The service is priced by countries included in a particular plan. A North American plan includes the US, Canada, and Mexico for $110 per month; for $140 per month you get two dozen countries including North America and Australia, China, France, Germany, England, Japan, and others. These two plans include unlimited data in the US and 100 MB of data transfer in the selected other countries.
Data above the 100 MB is $5 per MB in GlobalConnect countries and $19.50 per MB in about 80 other countries. These overages may appear quite expensive in some ways, but having a defined and consistent rate has its benefits, and should allow control.

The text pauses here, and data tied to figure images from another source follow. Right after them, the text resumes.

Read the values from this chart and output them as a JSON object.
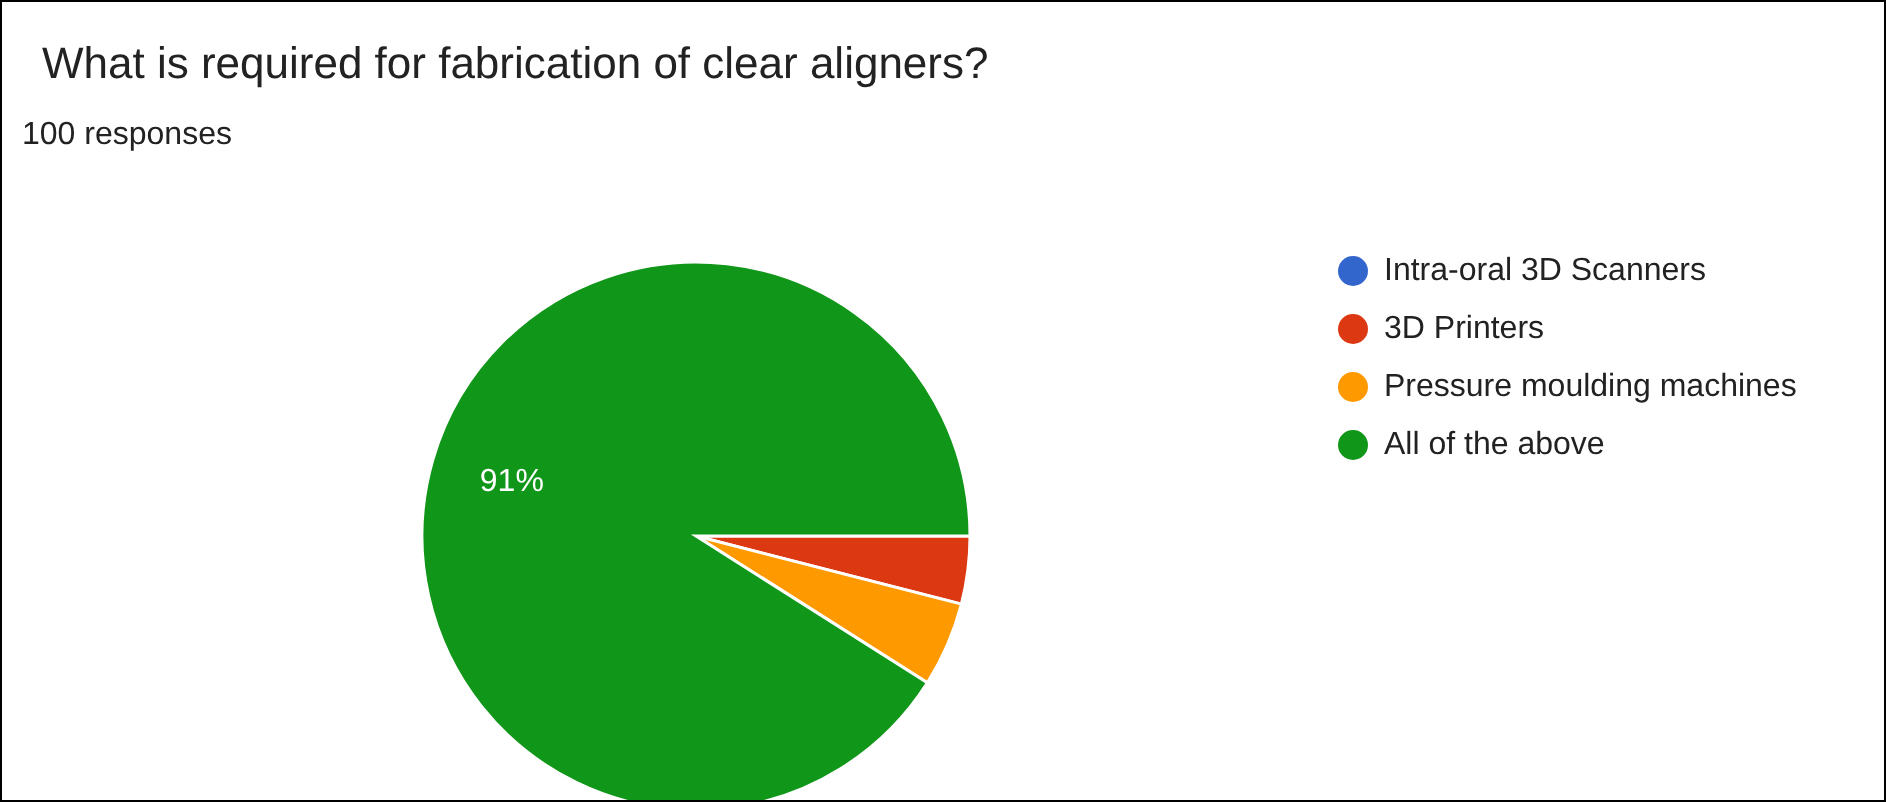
{
  "chart_data": {
    "type": "pie",
    "title": "What is required for fabrication of clear aligners?",
    "subtitle": "100 responses",
    "categories": [
      "Intra-oral 3D Scanners",
      "3D Printers",
      "Pressure moulding machines",
      "All of the above"
    ],
    "values": [
      0,
      4,
      5,
      91
    ],
    "colors": [
      "#3366cc",
      "#dc3912",
      "#ff9900",
      "#109618"
    ],
    "value_labels": [
      null,
      null,
      null,
      "91%"
    ],
    "legend": "right"
  }
}
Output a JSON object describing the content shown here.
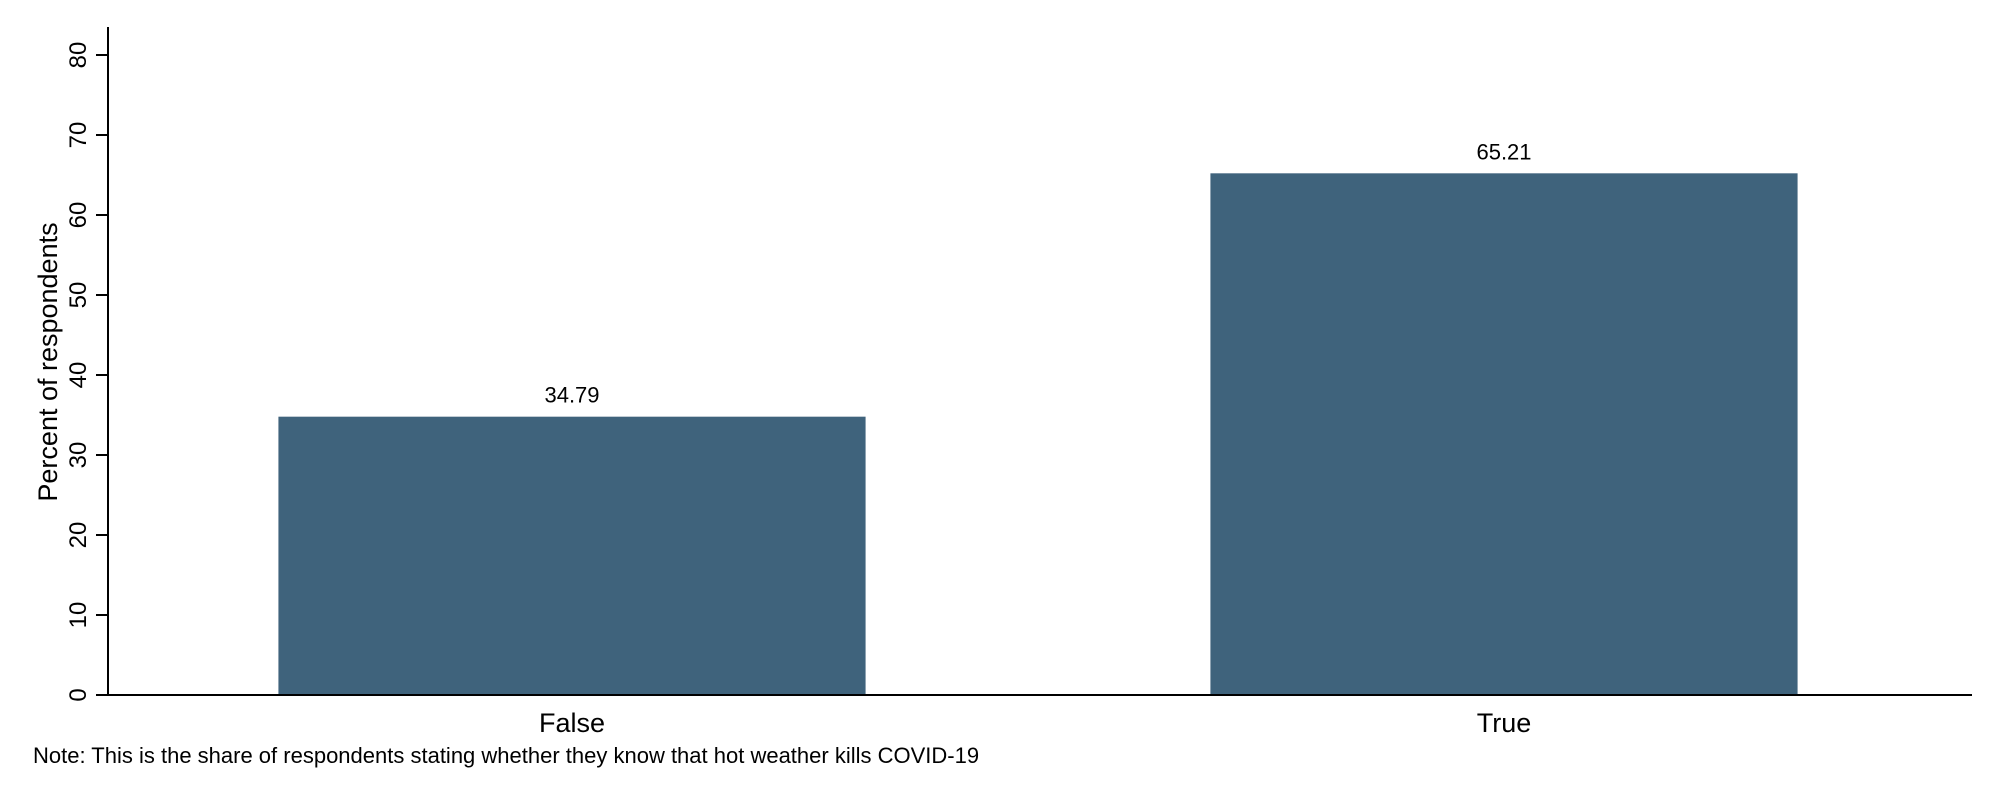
{
  "chart_data": {
    "type": "bar",
    "categories": [
      "False",
      "True"
    ],
    "values": [
      34.79,
      65.21
    ],
    "value_labels": [
      "34.79",
      "65.21"
    ],
    "title": "",
    "xlabel": "",
    "ylabel": "Percent of respondents",
    "ylim": [
      0,
      83
    ],
    "yticks": [
      0,
      10,
      20,
      30,
      40,
      50,
      60,
      70,
      80
    ],
    "grid": false,
    "bar_color": "#3f637c",
    "note": "Note: This is the share of respondents stating whether they know that hot weather kills COVID-19"
  }
}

Other carriers with worldwide plans require two separate PC Cards. The antenna on this card retracts, allowing it to remain in the laptop while in storage or travel.
Bowing to the inevitable, Verizon Wireless lets users access EVDO via certain phones: This PC Magazine article notes the LG VX9800 (an overfeatured but interesting phone I reviewed last year), the Motorola RAZR V3c, Motorola E815, and LG VX8100 can be used as 3G modems with a USB cable. The article notes that Verizon has ostensibly stilled disabled the Bluetooth dial-up networking (DUN) feature, but there are hacks to make it work.
Unlimited usage is $60 per month, not as Verizon says in this article, “in addition to their voice plans,” but rather only if a two-year commitment to EVDO service is made in addition to their voice plan. Quite a difference—nearly $240 per year if you choose to keep your options open. (The article also says EVDO average 700 Kbps; more like peak. The rates I’ve seen in most tests are 200 to 400 Kbps with much higher consistent rates on occasion.)
Sprint Nextel has been offering EVDO for weeks in tethered and PC Card options, which has put the pressure on Verizon for parity.